Coca-Cola isn’t alone. Many companies have tried to revitalize their popularity and enter new markets through pivots turned blunders.

Pepsi AM

Surprisingly, Pepsi didn’t learn from their competitors and found itself in a New Coke situation. In 1989, Pepsi rolled out their new soda, Pepsi AM. With 28% more caffeine than the regular Pepsi, recipe developers intended for consumers to replace their morning coffee with Pepsi AM. However, Pepsi AM still had 77% less caffeine than a cup of coffee. After a failed market test run, Pepsi AM was cut from production. People didn’t want to drink soda for breakfast, especially if it didn’t give them the needed energy to kick start their day. Pepsi estranged themselves from their loyal customers and wasted a ton of money on a product that consumers didn’t want.

Life Savers Soda

Life Savers, the candy brand known for their ring-shaped hard and soft candy, followed a similar path as Coca-Cola and Pepsi and launched a line of Life Savers-inspired soda. Developed in the 1980s, the Life Savers soda fared well in taste tests. When it hit the markets, consumers thought otherwise. Consumers were wary of buying the beverage, assuming the soda would be overly sweet and candy-like. Almost as soon as Life Savers soda was launched, it was cut from production. Life Savers attempted to break into a new market but didn’t have a firm grasp on what consumers wanted. This led them to spend money developing a product that consumers wouldn’t buy.
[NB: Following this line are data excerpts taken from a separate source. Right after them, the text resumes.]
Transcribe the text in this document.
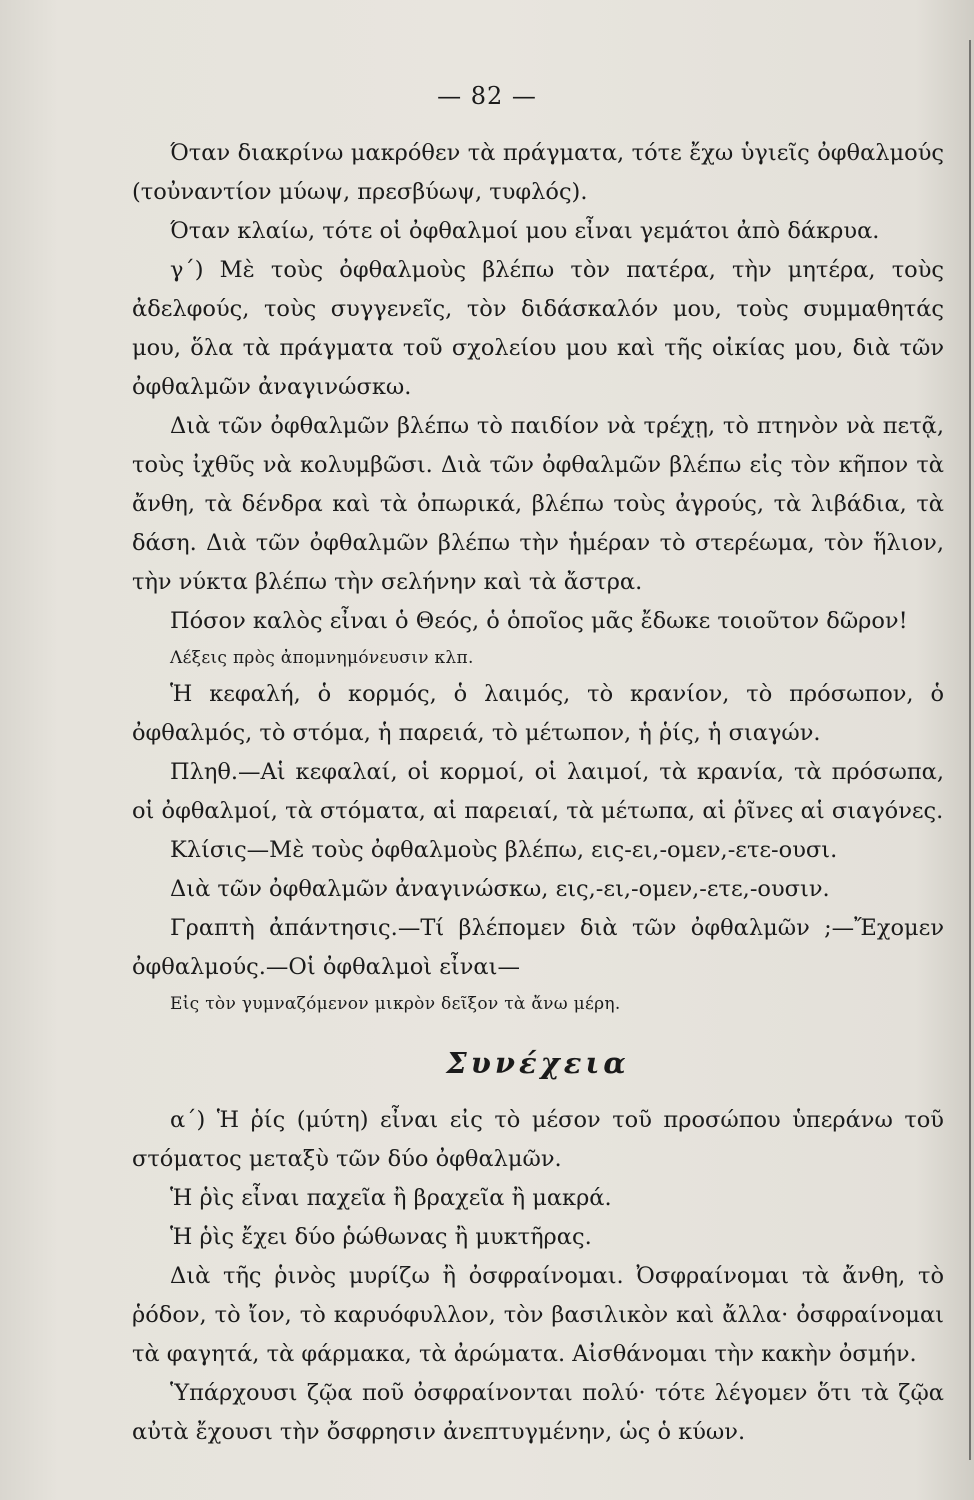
— 82 —

Όταν διακρίνω μακρόθεν τὰ πράγματα, τότε ἔχω ὑγιεῖς ὀφθαλμούς (τοὐναντίον μύωψ, πρεσβύωψ, τυφλός).

Όταν κλαίω, τότε οἱ ὀφθαλμοί μου εἶναι γεμάτοι ἀπὸ δάκρυα.

γ΄) Μὲ τοὺς ὀφθαλμοὺς βλέπω τὸν πατέρα, τὴν μητέρα, τοὺς ἀδελφούς, τοὺς συγγενεῖς, τὸν διδάσκαλόν μου, τοὺς συμμαθητάς μου, ὅλα τὰ πράγματα τοῦ σχολείου μου καὶ τῆς οἰκίας μου, διὰ τῶν ὀφθαλμῶν ἀναγινώσκω.

Διὰ τῶν ὀφθαλμῶν βλέπω τὸ παιδίον νὰ τρέχῃ, τὸ πτηνὸν νὰ πετᾷ, τοὺς ἰχθῦς νὰ κολυμβῶσι. Διὰ τῶν ὀφθαλμῶν βλέπω εἰς τὸν κῆπον τὰ ἄνθη, τὰ δένδρα καὶ τὰ ὀπωρικά, βλέπω τοὺς ἀγρούς, τὰ λιβάδια, τὰ δάση. Διὰ τῶν ὀφθαλμῶν βλέπω τὴν ἡμέραν τὸ στερέωμα, τὸν ἥλιον, τὴν νύκτα βλέπω τὴν σελήνην καὶ τὰ ἄστρα.

Πόσον καλὸς εἶναι ὁ Θεός, ὁ ὁποῖος μᾶς ἔδωκε τοιοῦτον δῶρον!

Λέξεις πρὸς ἀπομνημόνευσιν κλπ.

Ἡ κεφαλή, ὁ κορμός, ὁ λαιμός, τὸ κρανίον, τὸ πρόσωπον, ὁ ὀφθαλμός, τὸ στόμα, ἡ παρειά, τὸ μέτωπον, ἡ ῥίς, ἡ σιαγών.

Πληθ.—Αἱ κεφαλαί, οἱ κορμοί, οἱ λαιμοί, τὰ κρανία, τὰ πρόσωπα, οἱ ὀφθαλμοί, τὰ στόματα, αἱ παρειαί, τὰ μέτωπα, αἱ ῥῖνες αἱ σιαγόνες.

Κλίσις—Μὲ τοὺς ὀφθαλμοὺς βλέπω, εις-ει,-ομεν,-ετε-ουσι.

Διὰ τῶν ὀφθαλμῶν ἀναγινώσκω, εις,-ει,-ομεν,-ετε,-ουσιν.

Γραπτὴ ἀπάντησις.—Τί βλέπομεν διὰ τῶν ὀφθαλμῶν ;—Ἔχομεν ὀφθαλμούς.—Οἱ ὀφθαλμοὶ εἶναι—

Εἰς τὸν γυμναζόμενον μικρὸν δεῖξον τὰ ἄνω μέρη.

Συνέχεια

α΄) Ἡ ῥίς (μύτη) εἶναι εἰς τὸ μέσον τοῦ προσώπου ὑπεράνω τοῦ στόματος μεταξὺ τῶν δύο ὀφθαλμῶν.

Ἡ ῥὶς εἶναι παχεῖα ἢ βραχεῖα ἢ μακρά.

Ἡ ῥὶς ἔχει δύο ῥώθωνας ἢ μυκτῆρας.

Διὰ τῆς ῥινὸς μυρίζω ἢ ὀσφραίνομαι. Ὀσφραίνομαι τὰ ἄνθη, τὸ ῥόδον, τὸ ἴον, τὸ καρυόφυλλον, τὸν βασιλικὸν καὶ ἄλλα· ὀσφραίνομαι τὰ φαγητά, τὰ φάρμακα, τὰ ἀρώματα. Αἰσθάνομαι τὴν κακὴν ὀσμήν.

Ὑπάρχουσι ζῷα ποῦ ὀσφραίνονται πολύ· τότε λέγομεν ὅτι τὰ ζῷα αὐτὰ ἔχουσι τὴν ὄσφρησιν ἀνεπτυγμένην, ὡς ὁ κύων.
Through the examples of New Coke, Pepsi AM, and Life Savers Soda, we’ve seen the importance of making things that people actually want. Pivoting your brand can be a dangerous step in the wrong direction if you aren’t iterating towards products your consumers want. Before you make changes to your products ask yourself: What feedback have I already gotten on my product? And, what changes can I make to ensure this is something my core consumers want? Asking these simple, but effective questions can prevent costly reformulations that end in a blunder like New Coke, Pepsi AM, and Life Savers Soda.